CM: Iordanis Roumeliotis started to paint, inspired by Abstract Expressionism in the 1980s. The Red Square on Light Blue Background is an abstract work. Its challenge is non-representation - "the sacramental part of a fully internalized and geometry empty-looking and unsolved", as the painter claims.
The title "Red Square on Light Blue Background" is borrowed from a similar title used by Kazimir Malevich (1878-1935). Refers to the geometry in 1920 gave birth to Malevich's Suprematism (f. 1915) and Piet Mondrian's Neo-Plasticism ( f. 1917). These movements are concerned with geometry that introduces the spirit into art - the belief that God created the world geometri zing in perfect symmetry, echoing Plato's dictum "Always the great God applies geometry to everything". Mondrian and Malevich were Theosophists with deep faith in God as creator of the world. God created the world with poetic disposition offering with primordial elements. The challenge for the mature artist is to be able to recreate the world from scratch. Geometry appears as of the precipitation of invisible wisdom, as a mathematical infinity, which means the mystery of creation. The world is a ideal of balance. Such artwork should be characterized by clarity, which necessitates the denial of any narrative element and self-reference as the foundation of creation.

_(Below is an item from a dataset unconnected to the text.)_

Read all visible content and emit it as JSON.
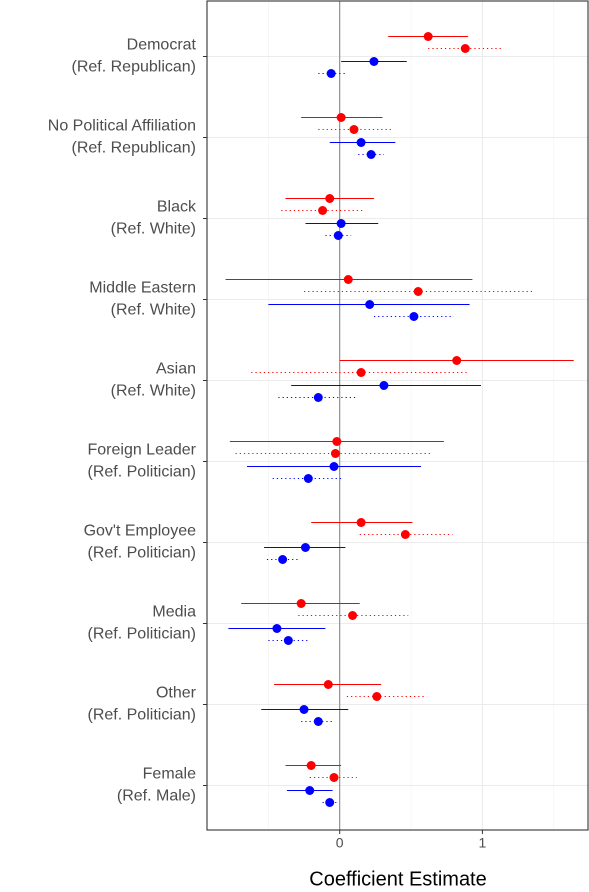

Our civilization is based on the concept of the square - an absolutely suprematist (transcendental) shape to which all forms may be implemented. With an aim to approach the square, Roumeliotis attempted its anatomy. On the foreground, which has geometric narrative, he added the image of a red square at an angle to the background. Hence, a more complex geometric concept resulted. The foreground and background interrelate in order to create an illusion of motion - the emergence of one layer into the other. This project goes refers to the visual art that offers conceptual images, which contemporaneity calls for - the nostalgia of primordial creation.
In Roumeliotis' artworks there is a completeness like a maxim, where the image does not need or even cannot accept any other intervention. His works lack the dramatic element of emotion. They are rather conceptual and refer to the quality of harmony as an experiential condition. The repeated stripes create a troubling space that is charming to experience by sight. Although Roumeliotis aims for purtity, his works would not matter had they resulted from the precise commands of the computer. The artist is concerned with the human sense of transmitting a message that only the hand may accomplish. Therefore, he endows his artwork with a highly handmade texture. His brushstrokes highlight the wonderful defect of human imperfection.